Edi Purwanto

Edi Purwanto, lahir di Sindangsari, Natar, Lampung Selatan pada 07 Juli 1971.

Menyelesaikan pendidikan sarjana pada Program Studi Pendidikan Bahasa dan Sastra Indonesia dan Daerah, Fakultas Keguruan dan Ilmu Pendidikan, Universitas Lampung.

Selain membaca dan menulis, kegemaran yang dimiliki adalah mendengarkan musik dan berolahraga.

Bergabung di Dapur Sastra Jakarta pada September 2017.
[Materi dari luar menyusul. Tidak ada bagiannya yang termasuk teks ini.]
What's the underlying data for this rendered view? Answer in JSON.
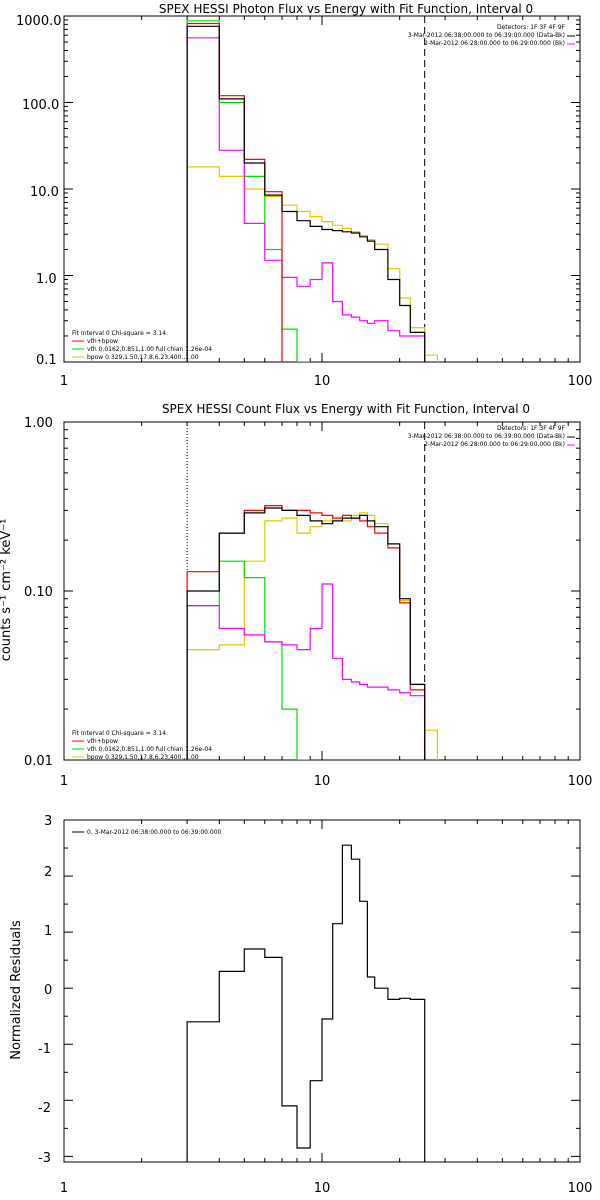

Sejumlah puisinya pernah dimuat di Lampung Post, Fajar Sumatera, dan Majalah Story serta beberapa antologi bersama: Hilang Silsilah (Dewan Kesenian Lampung, 2013), Lumbung Puisi Sastrawan Indonesia Jilid III (Sibuku Media, 2015), Kalimantan Rinduku yang Abadi, (Disbudparpora Kota Banjarbaru, 2015), Memo Antiterorisme (Forum Sastra Surakarta, 2016), Memo Antikekerasan Terhadap Anak (Forum Sastra Surakarta, 2016), Ombak Biru Semenanjung (Kosa Kata Kita, 2016), Gelombang Puisi Maritim (Dewan Kesenian Banten, 2016), dan Yogya dalam Nafasku (Balai Bahasa Daerah Istimewa Yogyakarta, 2016).

Aktivitas sehari-hari Edi Purwanto adalah mengajar. Beberapa sekolah pernah menjadi tempatnya bertugas, SMA Negeri 1 Lemong, Pesisir Barat, Lampung (2000-2007), SMA Negeri 1 Waytenong, Lampung Barat (2008-2012), dan di SMA Negeri 2 Negerikaton, Pesawaran, Lampung (2013 sampai dengan sekarang).
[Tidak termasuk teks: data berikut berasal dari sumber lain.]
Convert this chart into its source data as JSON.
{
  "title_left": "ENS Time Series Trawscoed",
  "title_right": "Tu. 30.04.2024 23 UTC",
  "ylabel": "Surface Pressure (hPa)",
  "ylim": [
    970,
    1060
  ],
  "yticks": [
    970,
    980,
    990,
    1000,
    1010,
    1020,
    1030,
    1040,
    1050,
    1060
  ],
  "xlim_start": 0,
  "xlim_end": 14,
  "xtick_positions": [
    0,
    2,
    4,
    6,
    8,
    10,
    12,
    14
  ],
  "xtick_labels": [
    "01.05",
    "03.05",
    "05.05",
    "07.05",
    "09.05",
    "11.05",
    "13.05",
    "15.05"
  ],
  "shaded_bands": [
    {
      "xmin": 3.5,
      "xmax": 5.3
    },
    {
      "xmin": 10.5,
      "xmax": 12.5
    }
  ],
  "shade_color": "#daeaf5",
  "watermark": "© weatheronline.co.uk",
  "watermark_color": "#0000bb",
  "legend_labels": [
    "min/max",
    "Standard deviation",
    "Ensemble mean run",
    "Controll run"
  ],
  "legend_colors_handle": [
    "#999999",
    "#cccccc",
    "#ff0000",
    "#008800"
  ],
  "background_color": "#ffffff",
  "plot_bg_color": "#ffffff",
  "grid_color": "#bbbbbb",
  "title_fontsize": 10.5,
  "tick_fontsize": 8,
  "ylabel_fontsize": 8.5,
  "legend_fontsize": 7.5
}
Sebagai guru, prestasi yang pernah diraih dalam bidang kepenulisan adalah, menjadi salah satu pemenang dalam Lomba Mengulas Karya Sastra (LMKS) 2009 dan finalis Lomba Inovasi Pendidikan Karakter (2016), keduanya diadakan oleh Kementrian Pendidikan dan Kebudayaan.

Di tempatnya bertugas, ia juga aktif membimbing dan membina siswa dalam kegiatan ekstrakurikuler menulis puisi, cerpen, karya ilmiah, dan majalah dinding.

Harapannya, para siswa tak rabun membaca dan lumpuh dalam menulis.